Sleep is also critical for the brain's maintenance, which sounds obvious, but researchers have now found the mechanism in which cerebral spinal fluid flows from the thinking parts of the brain to deeper brain tissues, removing wastes such beta-amyloid which is associated with Alzheimer's disease.
Treatment would seem as obvious as simply sleeping more. But that may not always be possible, such as with sleep apnea, in which breathing is interrupted repeatedly during sleep, preventing a good night's rest and potentially causing a host of health issues.
Doug Bradley, a respirologist at the University of Toronto, noted that sleep apnea is the most easily diagnosed and treatable sleep disorder. But there are many others, and specialists in one disorder are typically not specialists in others.

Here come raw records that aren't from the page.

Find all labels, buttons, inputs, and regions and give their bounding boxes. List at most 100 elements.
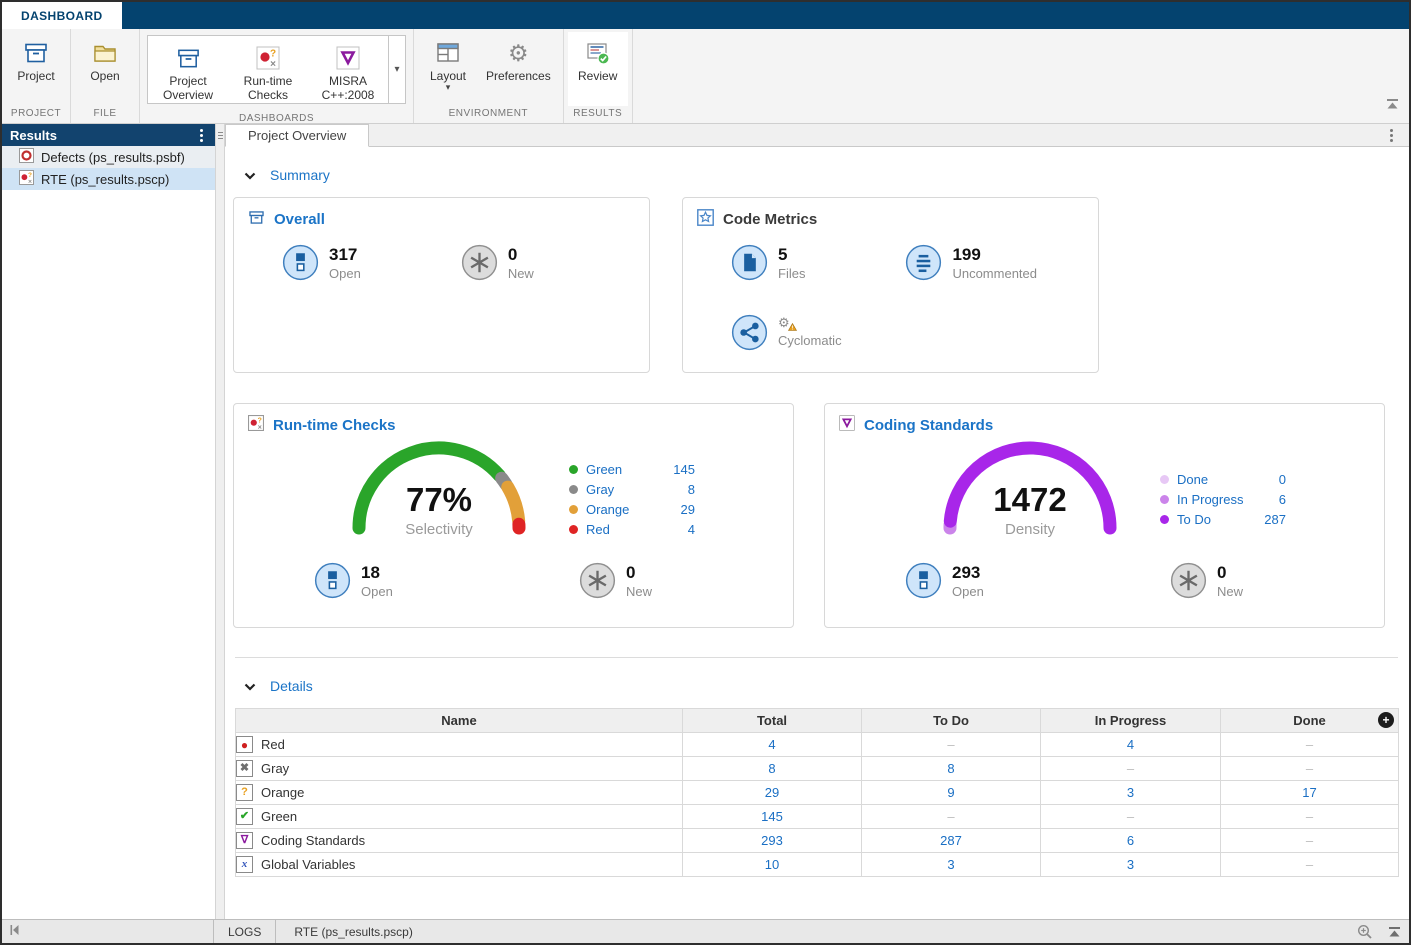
- group-label-file: FILE: [71, 106, 139, 123]
- details-section-heading[interactable]: Details: [244, 678, 1395, 694]
- coding-open-stat[interactable]: 293Open: [905, 562, 984, 604]
- svg-text:!: !: [792, 326, 794, 331]
- files-stat[interactable]: 5Files: [731, 244, 805, 286]
- overall-new-stat[interactable]: 0New: [461, 244, 534, 286]
- results-panel-header: Results: [2, 124, 215, 146]
- runtime-new-stat[interactable]: 0New: [579, 562, 652, 604]
- tab-dashboard[interactable]: DASHBOARD: [2, 2, 122, 29]
- project-overview-button[interactable]: Project Overview: [148, 36, 228, 103]
- legend-item-in-progress[interactable]: In Progress6: [1160, 489, 1286, 509]
- layout-grid-icon: [435, 37, 461, 69]
- misra-triangle-icon: [336, 42, 360, 74]
- zoom-in-icon[interactable]: [1350, 920, 1380, 943]
- app-window: DASHBOARD Project PROJECT Open: [0, 0, 1411, 945]
- global-variables-icon: x: [236, 856, 253, 873]
- cell-in-progress[interactable]: 4: [1041, 733, 1221, 757]
- legend-item-red[interactable]: Red4: [569, 519, 695, 539]
- cell-in-progress[interactable]: 3: [1041, 781, 1221, 805]
- legend-item-orange[interactable]: Orange29: [569, 499, 695, 519]
- open-button[interactable]: Open: [75, 32, 135, 106]
- collapse-left-panel-icon[interactable]: [8, 924, 21, 939]
- table-row-green[interactable]: ✔Green 145 – – –: [236, 805, 1399, 829]
- metric-warning-gear-icon: ⚙!: [778, 314, 794, 329]
- table-row-orange[interactable]: ?Orange 29 9 3 17: [236, 781, 1399, 805]
- column-header-in-progress[interactable]: In Progress: [1041, 709, 1221, 733]
- cell-total[interactable]: 10: [683, 853, 862, 877]
- runtime-open-stat[interactable]: 18Open: [314, 562, 393, 604]
- table-row-global-variables[interactable]: xGlobal Variables 10 3 3 –: [236, 853, 1399, 877]
- density-gauge: 1472 Density: [925, 428, 1135, 568]
- rte-icon: ?×: [19, 170, 34, 188]
- cell-todo[interactable]: 9: [862, 781, 1041, 805]
- sidebar-splitter[interactable]: [215, 124, 225, 919]
- cyclomatic-stat[interactable]: ⚙! Cyclomatic: [731, 314, 842, 356]
- gray-dot-icon: [569, 485, 578, 494]
- in-progress-dot-icon: [1160, 495, 1169, 504]
- red-check-icon: ●: [236, 736, 253, 753]
- legend-item-green[interactable]: Green145: [569, 459, 695, 479]
- gallery-dropdown-arrow[interactable]: ▾: [388, 36, 405, 103]
- preferences-button[interactable]: ⚙ Preferences: [478, 32, 559, 106]
- ribbon-group-environment: Layout ▾ ⚙ Preferences ENVIRONMENT: [414, 29, 564, 123]
- cell-todo[interactable]: 8: [862, 757, 1041, 781]
- ribbon-toolbar: Project PROJECT Open FILE: [2, 29, 1409, 124]
- misra-button[interactable]: MISRA C++:2008: [308, 36, 388, 103]
- content-area: Results Defects (ps_results.psbf) ?× RTE…: [2, 124, 1409, 919]
- splitter-grip-icon: [218, 132, 223, 139]
- legend-item-gray[interactable]: Gray8: [569, 479, 695, 499]
- column-header-name[interactable]: Name: [236, 709, 683, 733]
- logs-tab[interactable]: LOGS: [214, 920, 276, 943]
- ribbon-group-project: Project PROJECT: [2, 29, 71, 123]
- cell-done: –: [1221, 805, 1399, 829]
- coding-new-stat[interactable]: 0New: [1170, 562, 1243, 604]
- cell-todo[interactable]: 287: [862, 829, 1041, 853]
- ribbon-collapse-icon[interactable]: [1385, 97, 1400, 115]
- new-results-icon: [461, 244, 498, 286]
- summary-section-heading[interactable]: Summary: [244, 167, 1395, 183]
- add-column-button[interactable]: +: [1378, 712, 1394, 728]
- table-row-gray[interactable]: ✖Gray 8 8 – –: [236, 757, 1399, 781]
- uncommented-stat[interactable]: 199Uncommented: [905, 244, 1037, 286]
- sidebar-item-rte[interactable]: ?× RTE (ps_results.pscp): [2, 168, 215, 190]
- open-results-icon: [905, 562, 942, 604]
- cell-total[interactable]: 145: [683, 805, 862, 829]
- project-button[interactable]: Project: [6, 32, 66, 106]
- ribbon-group-results: Review RESULTS: [564, 29, 633, 123]
- overall-card: Overall 317Open: [233, 197, 650, 373]
- cell-in-progress: –: [1041, 805, 1221, 829]
- cell-todo[interactable]: 3: [862, 853, 1041, 877]
- cell-total[interactable]: 29: [683, 781, 862, 805]
- tabstrip-menu-icon[interactable]: [1386, 127, 1397, 144]
- cell-total[interactable]: 4: [683, 733, 862, 757]
- cell-total[interactable]: 8: [683, 757, 862, 781]
- table-header-row: Name Total To Do In Progress Done +: [236, 709, 1399, 733]
- results-menu-icon[interactable]: [196, 127, 207, 144]
- layout-button[interactable]: Layout ▾: [418, 32, 478, 106]
- cell-total[interactable]: 293: [683, 829, 862, 853]
- svg-text:×: ×: [258, 424, 262, 431]
- review-button[interactable]: Review: [568, 32, 628, 106]
- main-panel: Project Overview Summary: [225, 124, 1409, 919]
- sidebar-item-defects[interactable]: Defects (ps_results.psbf): [2, 146, 215, 168]
- legend-item-done[interactable]: Done0: [1160, 469, 1286, 489]
- cell-done[interactable]: 17: [1221, 781, 1399, 805]
- cell-todo: –: [862, 733, 1041, 757]
- overall-open-stat[interactable]: 317Open: [282, 244, 361, 286]
- table-row-red[interactable]: ●Red 4 – 4 –: [236, 733, 1399, 757]
- cell-in-progress[interactable]: 6: [1041, 829, 1221, 853]
- group-label-project: PROJECT: [2, 106, 70, 123]
- cell-in-progress[interactable]: 3: [1041, 853, 1221, 877]
- tab-project-overview[interactable]: Project Overview: [225, 124, 369, 147]
- column-header-done[interactable]: Done +: [1221, 709, 1399, 733]
- column-header-total[interactable]: Total: [683, 709, 862, 733]
- runtime-checks-button[interactable]: ?× Run-time Checks: [228, 36, 308, 103]
- statusbar-doc-tab[interactable]: RTE (ps_results.pscp): [276, 920, 430, 943]
- group-label-environment: ENVIRONMENT: [414, 106, 563, 123]
- table-row-coding-standards[interactable]: ∇Coding Standards 293 287 6 –: [236, 829, 1399, 853]
- cell-done: –: [1221, 757, 1399, 781]
- collapse-bottom-panel-icon[interactable]: [1380, 920, 1409, 943]
- overall-box-icon: [248, 209, 265, 230]
- svg-text:×: ×: [28, 179, 32, 186]
- column-header-todo[interactable]: To Do: [862, 709, 1041, 733]
- legend-item-to-do[interactable]: To Do287: [1160, 509, 1286, 529]
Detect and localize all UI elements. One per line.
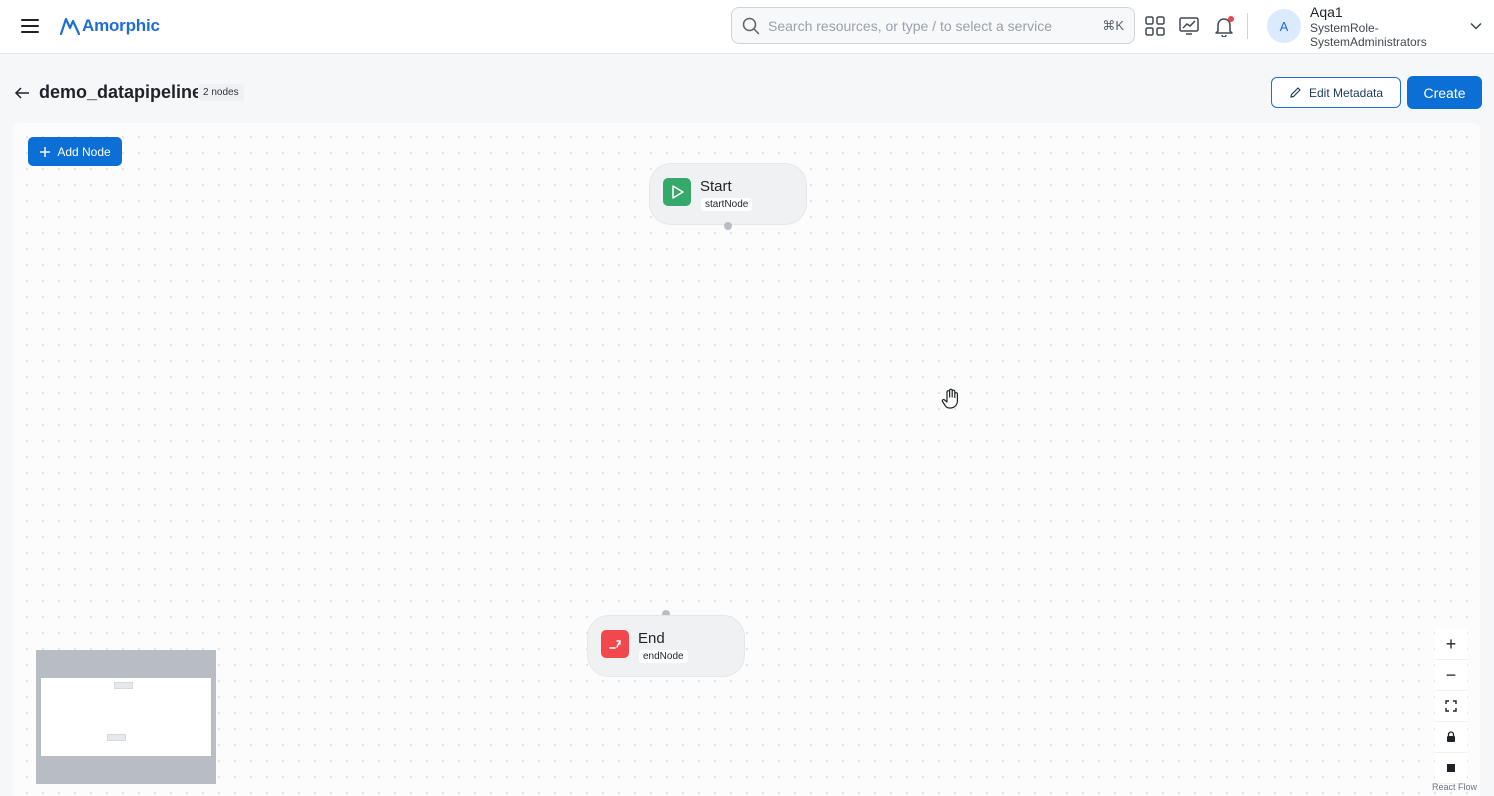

Another area of special interest is a small portion of the brain's centre: the hypothalamus. Its function includes the metabolism of glucose and lipids, and essentially the rate of metabolism. Yet the difficulty is understanding whether these metabolic functions are affected more by less sleep or by changes in someone's circadian rhythms. In other words, is the problem less sleep or changing sleep?
"The brain's circadian clock may be out of sync with the circadian clocks in every cell. All organs have internal circadian clocks. Every cell has a circadian clock," said sleep specialist Vsevolod Polotsky at Johns Hopkins University in Baltimore, Md.
It is well established in medicine that our internal clocks are largely based around daylight and nightfall. So, working the night shift will throw a body out of whack for a while, but then it might seem to be coping. But is it?
"It doesn't mean that all our organs are adapted. Actually, they're all maladapted. So the question now is which part of sleep deprivation is more important for metabolic and cardiovascular consequences – is it just losing sleep or the misalignment of circadian process?" Dr. Polotsky said. "They are probably both equally important."
Along with this fundamental question, the University of Toronto's Dr. Bradley adds another one. In sleep research, scientists may force a rat to stay awake, then study it. But that's very different than someone deciding to stay awake or to work nights or to read that extra chapter before bed. With the rat, their external conditions are aggressively manipulated. With people, it is a choice. And that raises the question of how psychology and social habits may affect all the medical risks now being studied in labs.
"I think that self-imposed sleep deprivation is a different kettle of fish than externally imposed sleep deprivation," he said.